Aquel 11 de abril: la venganza de un sueño común

En lugar de día hubo en todo un mal presagio,  pero la claridad del verano que ya se iba no dejaba  prever lo que ocurriría un rato más tarde: nada se parecía aún al miedo y a su nuberío gris allá, en las ondulaciones del Ávila.

Caracas bullía como siempre, febril. La vida se apuró desde temprano, pero  algo, no se sabe cómo, dolía en su cotidianidad. Nunca fue lo mismo lo cotidiano. Del otro lado, allá donde el valle se curva sobremanera, hacia Petare y Machiques, comenzó a gruñir un puñado de seres en torno a la gran casa del petróleo que inventó Chuao. Unos pendones esgrimían unas banderas que flameaban de mala manera, como si remedaban aquellas cruzadas del odio que enarbolaban el comienzo del horror. Alguien, entre tanta rabia reunida, un mílite, azuzaba la malentraña, la emoción contagiada con hiel y amargor. Animaba desde un púlpito la falsía de un descontento, a la que acostumbraba dar curso la convivencia de la democracia. El convite de esa ánima castrense alentaba una marcha hacia la mansión donde vivía el poder popular y su principal desvelo: el primer soldado bolivariano, el inventor de un sueño común, el de la sociedad del devenir largamente ansiado, al fin real o con la ilusión de lo  posible, el de la esperada, histórica redención colectiva, a la que Bolívar rindiera su desvelo hasta el último dolor de 1830.

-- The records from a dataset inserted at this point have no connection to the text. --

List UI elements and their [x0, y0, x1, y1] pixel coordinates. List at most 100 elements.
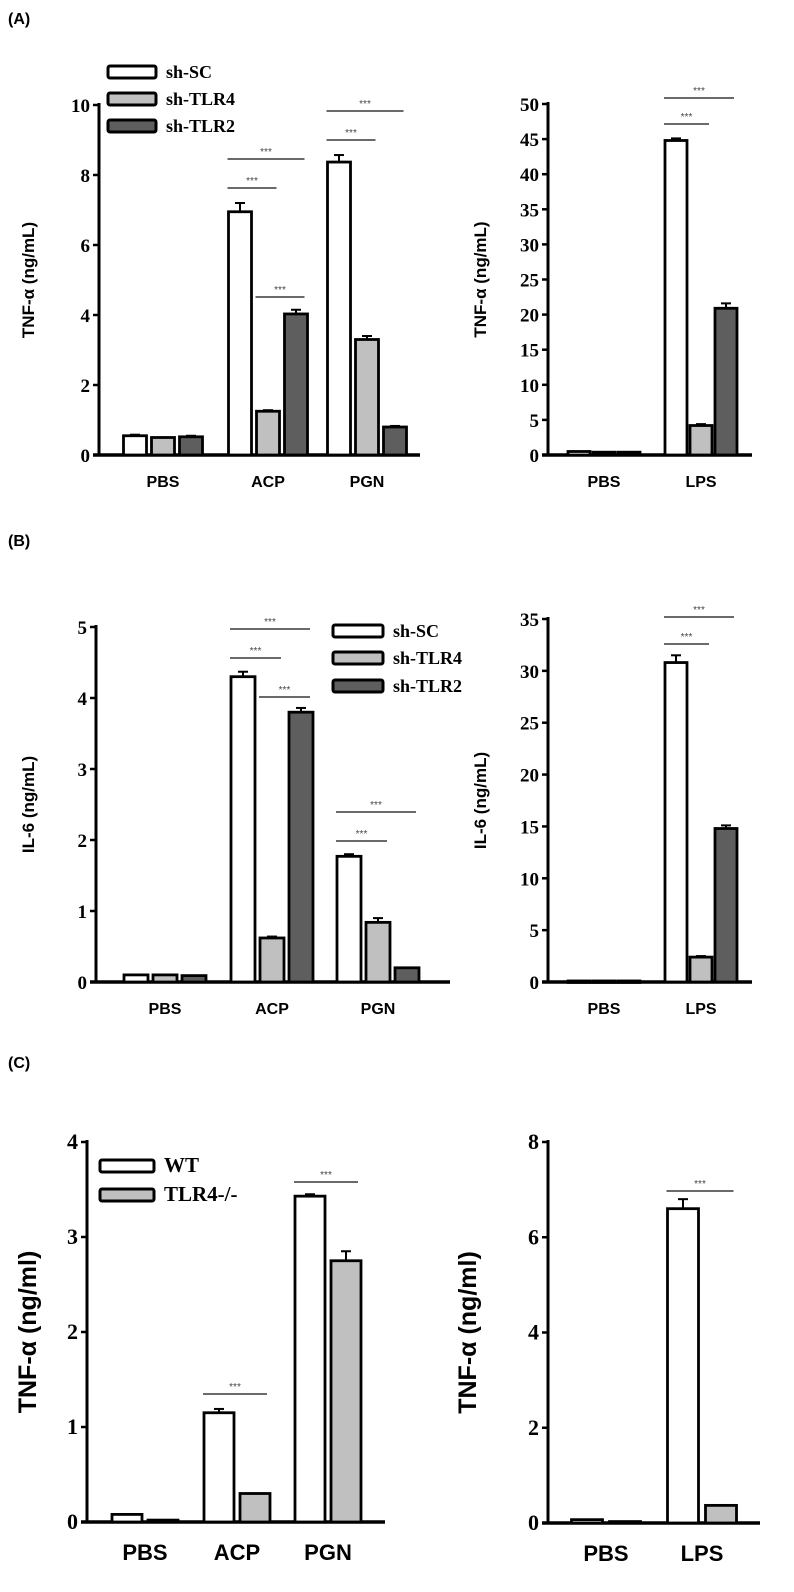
- significance-label: ***: [370, 800, 382, 811]
- y-tick-label: 2: [528, 1415, 539, 1440]
- y-tick-label: 4: [78, 689, 88, 710]
- significance-label: ***: [274, 285, 286, 296]
- y-tick-label: 1: [67, 1414, 78, 1439]
- chart-5: 0 2 4 6 8 TNF-α (ng/ml) PBS LPS ***: [454, 1129, 760, 1566]
- bar-pbs-shtlr2: [616, 450, 642, 457]
- y-tick-label: 1: [78, 902, 88, 923]
- panel-label-a: (A): [8, 11, 30, 28]
- y-tick-label: 6: [528, 1224, 539, 1249]
- significance-label: ***: [694, 1179, 706, 1190]
- y-axis-label: TNF-α (ng/mL): [19, 222, 38, 338]
- bar-pbs-shtlr2: [180, 974, 208, 984]
- legend: WT TLR4-/-: [98, 1153, 238, 1206]
- y-tick-label: 6: [81, 236, 91, 257]
- y-tick-label: 25: [520, 714, 539, 735]
- legend-label: sh-SC: [393, 621, 439, 641]
- bar-lps-shtlr4: [688, 424, 714, 457]
- legend-label: sh-TLR2: [166, 116, 235, 136]
- legend-label: sh-TLR2: [393, 676, 462, 696]
- bar-pbs-wt: [110, 1513, 144, 1524]
- bar-pgn-shsc: [326, 160, 352, 457]
- y-tick-label: 8: [81, 166, 91, 187]
- chart-0: 0 2 4 6 8 10 TNF-α (ng/mL) PBS ACP PGN *** *** *** **…: [19, 62, 420, 491]
- y-tick-label: 10: [71, 96, 90, 117]
- legend-label: sh-TLR4: [166, 89, 235, 109]
- y-tick-label: 15: [520, 817, 539, 838]
- bar-acp-tlr4: [238, 1492, 272, 1524]
- bar-pbs-shtlr4: [150, 436, 176, 457]
- y-axis-label: IL-6 (ng/mL): [19, 756, 38, 853]
- bar-lps-shtlr2: [713, 827, 739, 984]
- y-tick-label: 5: [530, 921, 540, 942]
- bar-pbs-shsc: [566, 450, 592, 457]
- y-axis-label: TNF-α (ng/ml): [454, 1251, 482, 1414]
- significance-label: ***: [359, 99, 371, 110]
- category-label: PBS: [147, 474, 180, 491]
- y-tick-label: 10: [520, 376, 539, 397]
- bar-pbs-tlr4: [608, 1520, 642, 1525]
- significance-label: ***: [229, 1382, 241, 1393]
- significance-label: ***: [693, 605, 705, 616]
- category-label: PBS: [588, 1001, 621, 1018]
- legend-swatch: [331, 678, 385, 694]
- y-tick-label: 35: [520, 610, 539, 631]
- y-tick-label: 0: [528, 1510, 539, 1535]
- bar-lps-shsc: [663, 661, 689, 984]
- category-label: ACP: [251, 474, 285, 491]
- legend: sh-SC sh-TLR4 sh-TLR2: [331, 621, 462, 696]
- y-tick-label: 15: [520, 341, 539, 362]
- significance-label: ***: [246, 176, 258, 187]
- category-label: LPS: [685, 474, 716, 491]
- category-label: PBS: [149, 1001, 182, 1018]
- bar-pgn-shtlr4: [364, 920, 392, 984]
- bar-acp-wt: [202, 1411, 236, 1524]
- bar-pbs-shtlr2: [178, 435, 204, 457]
- y-tick-label: 25: [520, 271, 539, 292]
- chart-2: 0 1 2 3 4 5 IL-6 (ng/mL) PBS ACP PGN *** *** *** *** *…: [19, 617, 462, 1018]
- significance-label: ***: [681, 112, 693, 123]
- y-axis-label: IL-6 (ng/mL): [471, 752, 490, 849]
- legend: sh-SC sh-TLR4 sh-TLR2: [106, 62, 235, 136]
- legend-swatch: [106, 118, 158, 134]
- legend-swatch: [98, 1187, 156, 1203]
- category-label: PGN: [304, 1540, 352, 1565]
- category-label: PGN: [361, 1001, 396, 1018]
- bar-acp-shtlr2: [287, 710, 315, 984]
- y-tick-label: 0: [530, 446, 540, 467]
- y-tick-label: 8: [528, 1129, 539, 1154]
- category-label: ACP: [214, 1540, 260, 1565]
- bar-pgn-tlr4: [329, 1259, 363, 1524]
- y-tick-label: 2: [78, 831, 88, 852]
- legend-swatch: [98, 1158, 156, 1174]
- significance-label: ***: [279, 685, 291, 696]
- y-tick-label: 4: [528, 1320, 539, 1345]
- y-tick-label: 30: [520, 662, 539, 683]
- bar-lps-shtlr2: [713, 306, 739, 457]
- bar-pbs-shsc: [566, 979, 592, 984]
- y-tick-label: 20: [520, 766, 539, 787]
- bar-pbs-shtlr4: [151, 973, 179, 984]
- bar-lps-shtlr4: [688, 955, 714, 984]
- y-tick-label: 4: [81, 306, 91, 327]
- bar-pgn-shsc: [335, 854, 363, 984]
- panel-label-b: (B): [8, 533, 30, 550]
- legend-label: WT: [164, 1153, 199, 1177]
- significance-label: ***: [264, 617, 276, 628]
- bar-acp-shsc: [229, 675, 257, 984]
- y-tick-label: 0: [81, 446, 91, 467]
- legend-swatch: [106, 91, 158, 107]
- category-label: PBS: [583, 1541, 628, 1566]
- bar-pgn-shtlr2: [393, 966, 421, 984]
- y-tick-label: 4: [67, 1129, 78, 1154]
- chart-3: 0 5 10 15 20 25 30 35 IL-6 (ng/mL) PBS LPS *** ***: [471, 605, 752, 1018]
- bar-lps-tlr4: [704, 1503, 738, 1525]
- bar-pbs-wt: [570, 1518, 604, 1525]
- significance-label: ***: [681, 632, 693, 643]
- legend-label: sh-SC: [166, 62, 212, 82]
- legend-swatch: [331, 650, 385, 666]
- y-tick-label: 0: [78, 973, 88, 994]
- bar-pgn-wt: [293, 1194, 327, 1524]
- y-tick-label: 0: [67, 1509, 78, 1534]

No era humana la convocatoria allí reunida en el este del valle al que Oviedo y Baños, un relator de nuestra anécdota histórica más remota, comparaba con un temperamento como del cielo. No, no era persona indistinta, persona civil la allí, convocada: era jauría, animalancia. ¿Qué quería? El consentimiento de toda emoción del disenso, legislado por el griego Pericles, se había mudado en grita salvaje, en lobuna intención asoladora.

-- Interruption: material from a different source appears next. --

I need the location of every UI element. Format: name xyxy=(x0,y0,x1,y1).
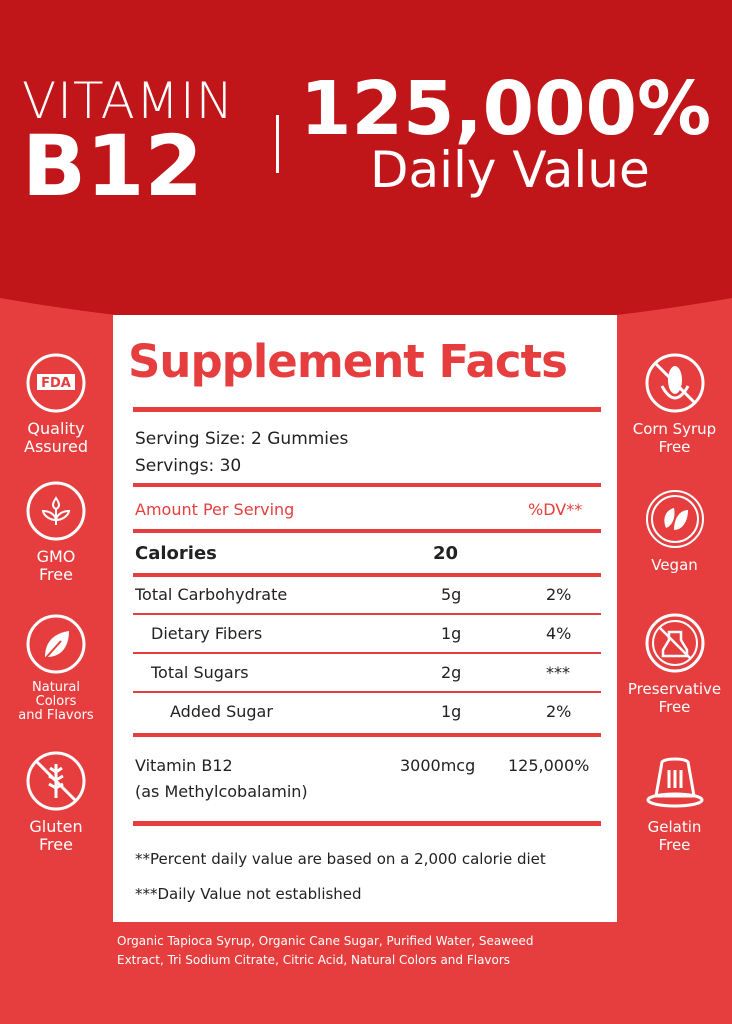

Entonces se precipitaron aullando, enseñando paños, trapos manchados de anatemas que pregonaban sus dueños. En lugar de rostros con semejanza a civilización quienes así avanzaban con variopinta mezcolanza de rabia primaria malocultaban el caos de lo nulo, de la nada: su voluntad consistía en ir a desolar con sangre lo que el entusiasmo popular había convertido en sentimiento del absoluto, en labor de un ensueño: la sociedad de la igualdad.

Todavía permanece árida aquella pesadilla de atilas ansiosa de ruinas, ahíta de escombros. No marchaban como humanos en pos de un desánimo, una objeción: se agolpaban enlazados por las ganas de acicalar un desierto atribuyéndole arrestos de disparos, de puyas heridoras, de remedo de gruñidos.  Allí, en la memoria más triste, persiste la huesa de su pasado. La hórrida labor que los encendía comenzaría a cobrar final de vidas, la caída del inocente, la tumba de cualquier ser manso. ¿Eran venezolanos los domeñados por esa oscuridad ululante?

Ciertos gendarmes, obedientes al llamado de un munícipe, se dieron a gritar sus armas parapetados tras las máquinas que le servían de escondites. El color púrpura de la muerte da libre curso a la calle con nombre de héroe nacional y de ilusión. La horda divulgaba de esa guisa el sordo contentamiento de echar por tierra lo que había tardado el país en conseguir el abrazo de la dicha y la ternura al recoldo de una voz encendida de reclamos de desigualdad y hasta de oprobio. En su búsqueda para silenciarla, para quebrarla, iban los desalmados. Traían consigo u ocultos en la traición y la cobardía ánimas del desprecio, espíritus del rencor, figuras de la tiniebla. Entraron a la casa de todos los venezolanos, preguntaban por la sonrisa y la alegría de quien ofrecía domicilio al más común de los venezolanos. Preguntaban. Mejor, mostraban los colmillos del odio llamando a Hugo Chávez Frías para amarrarlo con insultos, con abjuraciones, ansiaban derribar su existencia. Se lo llevaron, se lo quitaron a la nación que tanto lo quería.

Cuando creían conseguir el fin de nuestra historia de redención colectiva, el barrio, la calle, el soldado justo, la justicia humillada y ofendida,  fueron con palos y banderas a buscar a su amado soñador, aherrojado en alguna isla por los secuaces de cuartel y oficina y lo trajeron de nuevo a la eternidad en la que hoy persiste en cada pálpito, cada respiro, eternamente.

Entonces amaneció entre nosotros un día sin nubarrones ni oscuridad. Amaneció para siempre en la historia al fin vencedora de la nada, a fin vengada.